報道では建設場所は「ギアナ内」としか示されておらず、詳細は不明だが、かつて流刑地が置かれたカイエンヌの名が記憶の底から浮かび上がるのは避けられない。
カイエンヌ、黒人、監獄 ジュネ文学が映し出すフランスの影
この問題に呼応するかのように思い出されるのが、ジャン・ジュネの1944年の小説『花のノートルダム』である。作中に登場する黒人犯罪者クレマン・ヴィラージュは、白人女性を殺害したのち死体を塗り込め、最終的にカイエンヌで死ぬという運命を辿る。これは実在のマルチニーク人殺人犯アンジュ・ソレイユを下敷きにした設定であり、ジュネはこの人物に“nègre(黒人)”という当時から差別的ニュアンスを帯びる語を意図的に与えている。
さらにジュネは、セック・ゴルギという黒人キャラクターをエロティックかつファンタスティックに描き、「黒人性」を性的幻想と犯罪の象徴として配置する。同時に「カイエンヌ」という地名が、黒人奴隷の末裔と流刑囚を重ね合わせる“想像力の結節点”として機能する構造は、現在の刑務所計画とも通底する。
泥棒詩人ジュネ 恩赦と称賛の狭間に生きた反逆者
ジャン・ジュネ(1910–1986)は、20世紀フランス文学の最も異端で、最も魅力的な作家の一人である。孤児として育ち、少年期から盗みを繰り返し、やがて何度もの服役歴を重ねる中で作家としての才覚を開花させた。
当時のフランスでは、前科が重なることで最終的には有無を言わさず無期懲役およびギアナなどへの流刑に処される「重罪累犯者制度(récidive légale)」が存在した。ジュネは作家として名を成した後も犯罪を繰り返し、無期懲役の判決を受けるが、彼の文学の美しさに驚嘆したジャン・コクトー、ジャン=ポール・サルトルら文化人たちの嘆願により、シャルル・ド・ゴール大統領の特赦を受けた。

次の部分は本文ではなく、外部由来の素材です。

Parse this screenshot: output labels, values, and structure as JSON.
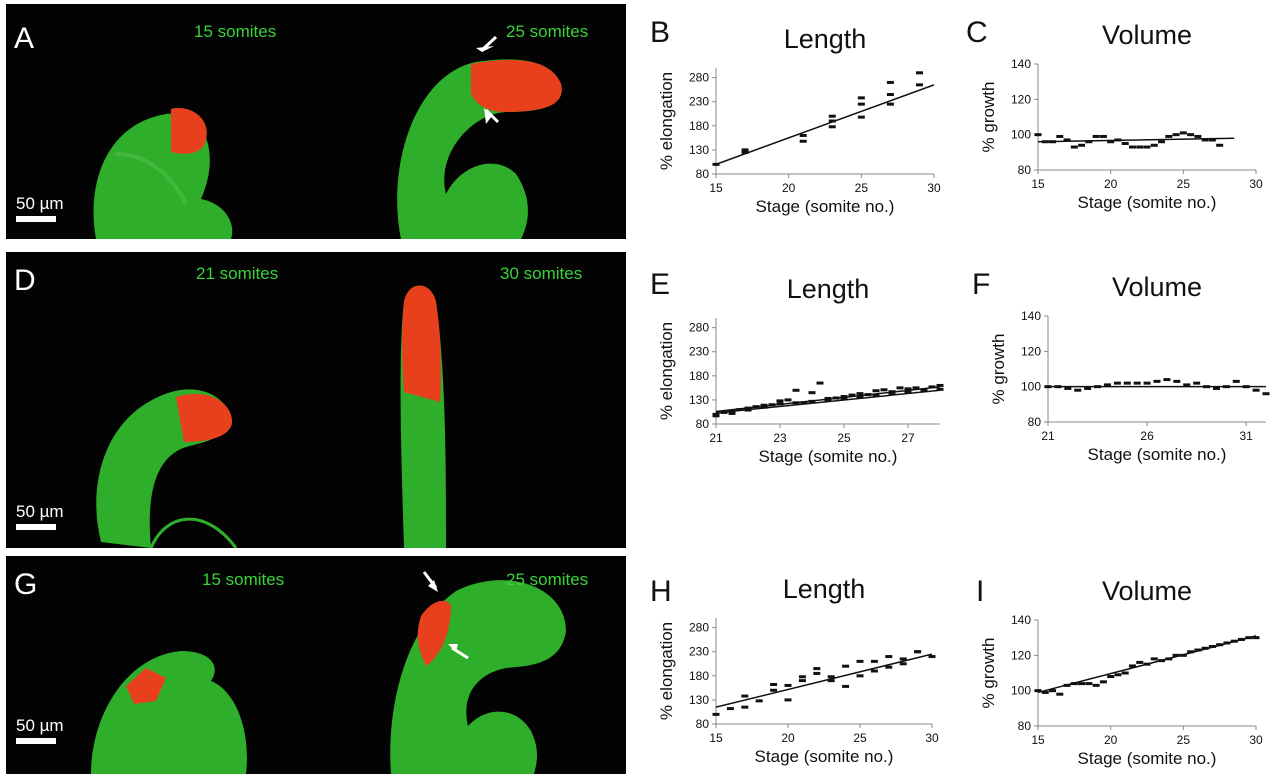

詩的な犯罪譚と官能の美学で満ちた代表作には、処女小説『花のノートルダム』、自伝的長編『泥棒日記』などがある。おすすめは第二次世界大戦下、ヒットラーとまぐわったりドイツ軍兵士のなかに入り込み射精を繰り返すなど同性愛描写が、生田耕作の素晴らしい訳文で展開される問題作『葬儀』だ。後に三島由紀夫が「現代最大の様式美」と絶賛した。
文学者としての活動は1950年代までが主であり、恩赦後はしだいに筆を置き、アメリカのブラックパンサー党やパレスチナ解放機構(PLO)への共鳴を通じて、国家権力と闘う被抑圧者の側に立ち続けた。フランス国内では一部から“テロリズムを支援した”と見なされることもあり、その立場は晩年まで論争を呼んだ。
歴史は再演か、幻影か 今に甦る文学的亡霊
ジュネが創作した黒人犯罪者とカイエンヌの幻想は、フランス社会が抱え続ける“黒人”と“刑罰”という根深い構造を意図せずに暴き出していた。今、国家が再び仏領ギアナを「隔離の場」として用いようとするなかで、その文学的亡霊が現実に再演されようとしている。
歴史の記憶と文学の想像力が交錯するとき、そこに映るのは制度の劣化か、それとも人間の想像力の限界か。黒人、コカイン、カイエンヌ──ジュネが描いた“地獄の中に息吹くバラの情景”は、決して過去のものではない。